On Wednesday afternoon, Eduardo Rodriguez did his job on his terms, exactly where he wanted to be.
The Tigers starter allowed two runs in six innings for a win over the Pirates. It continues a career year for the 30-year-old: His 2.96 ERA marks a personal best in eight MLB seasons. Which is exactly why the Tigers wanted to trade him this week and part of why he didn’t want them to.
Detroit tried to broker a deal for Rodriguez on deadline day. But the front office proposed a swap with the Dodgers, one of 10 clubs in the no-trade clause in Rodriguez’s contract, and one for which he declined to waive the clause. Rodriguez cited his desire not to be too far from his Florida-based family. He also spoke more broadly about his appreciation for where he is right now.
“I love the guys here, and I feel like they love me, too … I know we have a really good team, and we have a really good future over here with the young guys here,” Rodriguez told the media on Wednesday, per MLB.com’s Jason Beck. “I want to be part of it, and that’s why I decided to stay here, too.”

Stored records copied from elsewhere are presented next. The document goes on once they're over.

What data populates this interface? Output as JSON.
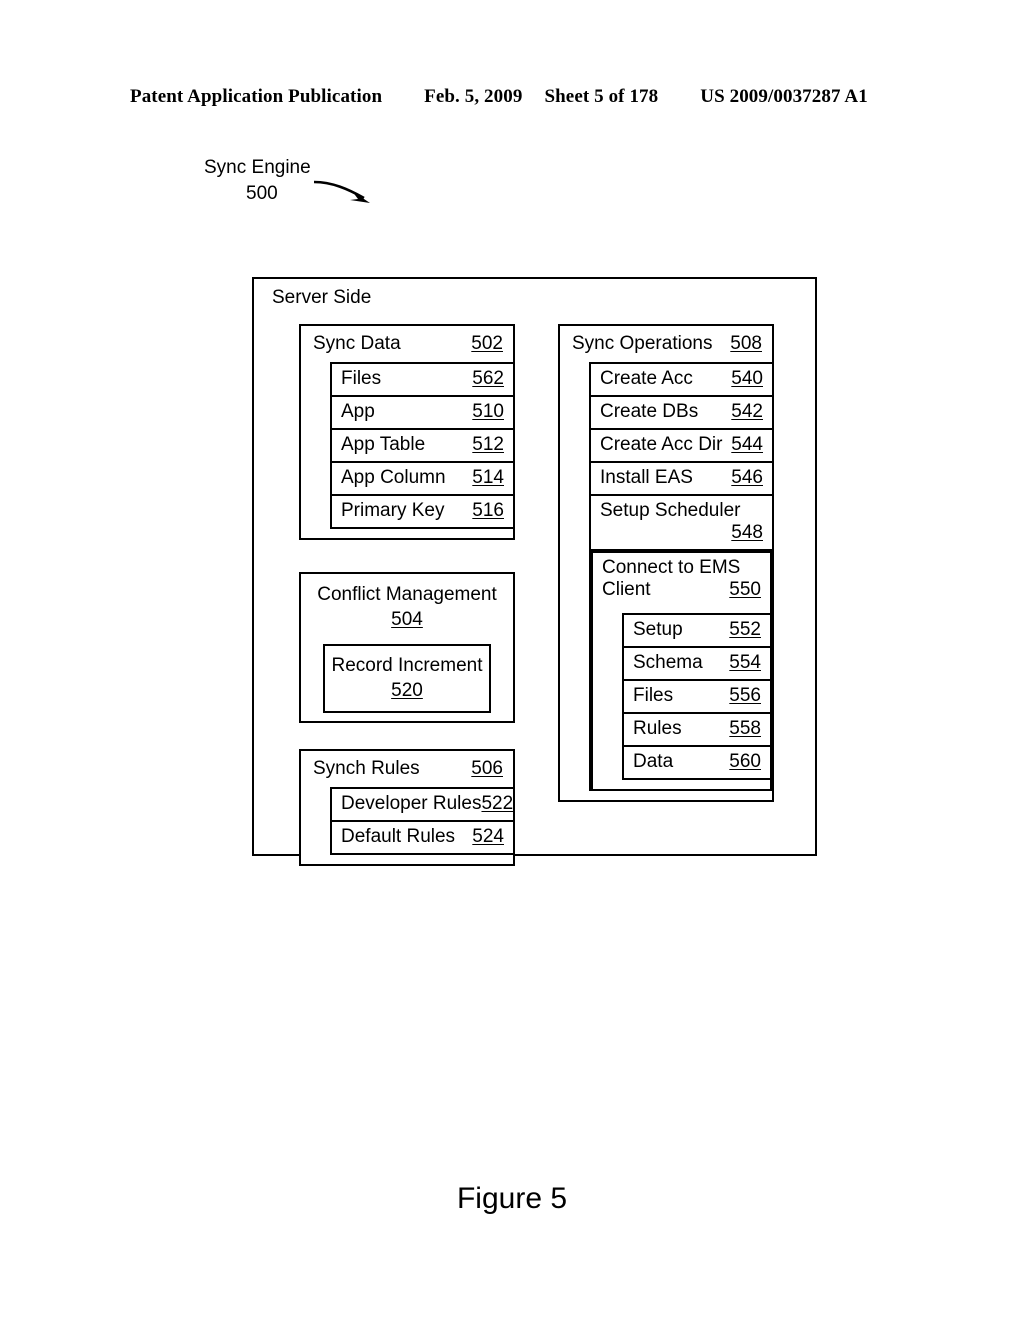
{
  "header": {
    "publication": "Patent Application Publication",
    "date": "Feb. 5, 2009",
    "sheet": "Sheet 5 of 178",
    "patent_number": "US 2009/0037287 A1"
  },
  "callout": {
    "title": "Sync Engine",
    "ref": "500",
    "arrow_icon": "curved-arrow-icon"
  },
  "diagram": {
    "outer_label": "Server Side",
    "left_column": [
      {
        "title": "Sync Data",
        "ref": "502",
        "rows": [
          {
            "label": "Files",
            "ref": "562"
          },
          {
            "label": "App",
            "ref": "510"
          },
          {
            "label": "App Table",
            "ref": "512"
          },
          {
            "label": "App Column",
            "ref": "514"
          },
          {
            "label": "Primary Key",
            "ref": "516"
          }
        ]
      },
      {
        "title": "Conflict Management",
        "ref": "504",
        "inner": {
          "label": "Record Increment",
          "ref": "520"
        }
      },
      {
        "title": "Synch Rules",
        "ref": "506",
        "rows": [
          {
            "label": "Developer Rules",
            "ref": "522"
          },
          {
            "label": "Default Rules",
            "ref": "524"
          }
        ]
      }
    ],
    "right_column": {
      "title": "Sync Operations",
      "ref": "508",
      "rows": [
        {
          "label": "Create Acc",
          "ref": "540"
        },
        {
          "label": "Create DBs",
          "ref": "542"
        },
        {
          "label": "Create Acc Dir",
          "ref": "544"
        },
        {
          "label": "Install EAS",
          "ref": "546"
        },
        {
          "label": "Setup Scheduler",
          "ref": "548"
        }
      ],
      "ems": {
        "label_line1": "Connect to EMS",
        "label_line2": "Client",
        "ref": "550",
        "rows": [
          {
            "label": "Setup",
            "ref": "552"
          },
          {
            "label": "Schema",
            "ref": "554"
          },
          {
            "label": "Files",
            "ref": "556"
          },
          {
            "label": "Rules",
            "ref": "558"
          },
          {
            "label": "Data",
            "ref": "560"
          }
        ]
      }
    }
  },
  "figure_caption": "Figure 5"
}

If it felt surprising, well, it probably should have. Any player with a no-trade clause has the right to exercise it as he sees fit: The clause is as much part of his deal as his salary is. But there are contexts where that seems more clear-cut than others.

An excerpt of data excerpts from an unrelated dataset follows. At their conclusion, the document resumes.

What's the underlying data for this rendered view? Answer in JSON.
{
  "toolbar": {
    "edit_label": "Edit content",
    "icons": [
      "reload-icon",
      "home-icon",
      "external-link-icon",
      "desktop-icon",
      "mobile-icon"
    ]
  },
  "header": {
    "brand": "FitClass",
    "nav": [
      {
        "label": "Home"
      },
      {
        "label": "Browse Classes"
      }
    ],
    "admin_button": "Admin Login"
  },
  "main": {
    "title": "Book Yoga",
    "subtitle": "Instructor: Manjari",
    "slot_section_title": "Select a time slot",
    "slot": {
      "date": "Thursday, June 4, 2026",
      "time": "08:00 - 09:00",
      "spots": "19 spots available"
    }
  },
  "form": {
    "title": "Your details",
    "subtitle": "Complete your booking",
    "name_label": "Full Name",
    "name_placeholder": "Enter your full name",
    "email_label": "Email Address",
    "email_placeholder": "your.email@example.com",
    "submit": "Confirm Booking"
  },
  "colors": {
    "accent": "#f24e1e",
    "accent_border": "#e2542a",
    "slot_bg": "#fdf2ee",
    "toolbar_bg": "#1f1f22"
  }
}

There are no-trade situations where it seems obvious that a player might decline to waive the clause—when he is being asked to go from a good team to a bad one, or a club with obviously dysfunctional management, or a roster where his playing time would clearly be compromised. (Hello, Eric Hosmer in 2022.) But in a context like this? It can be easy to see the clause as a mere technicality. In this scenario—a proposed trade where the best performer on a losing team would be moved to bolster a playoff contender—waiving the provision can seem like a foregone conclusion. Both Max Scherzer and Justin Verlander had no-trade clauses in their deals with Mets, for instance, and look where those ended.
But individual preferences are more textured, more hidden, more potentially eccentric than that. It can be easy to assume in the specific, limited context of a baseball contract that everybody should want the same basic things: Everybody wants money. Everybody wants success. Everybody wants to play for a winning team. Everybody would rather be with the Dodgers than the Tigers, both as a general principle and as one specific to this moment, with the Dodgers in possession of both first place and a clear forward trajectory and the Tigers in possession of neither. But it can’t always be that straightforward. Life is more than baseball, and besides, all of those points mean different things to different people. The human heart can be inscrutable. We are all kaleidoscopes of passionate, nebulous personal preferences, and Eduardo Rodriguez would prefer not to leave the Tigers for the Dodgers.
None of that makes this moment look any better for Detroit’s front office. This is not a full no-trade clause; Rodriguez specified just 10 teams to which he could not be moved. That left 19 potential others. Not all of those found themselves in the mix for a starting pitcher this July, of course, but rotation depth is a popular need among contenders. It’s hard to imagine there wasn’t some workable alternative here. If the Tigers were truly committed to moving Rodriguez this summer—in the middle of a career year and before an opt-out in his contract—they presumably had some mutually agreeable pathways to doing that. And the same goes for the Dodgers. If they were truly committed to getting one more starting pitcher—and they should have been!—they too had other pathways.
As for Rodriguez? He’s currently having the season of his life in Detroit. Judging by his performance on Wednesday, he’ll keep having it, right where he wants.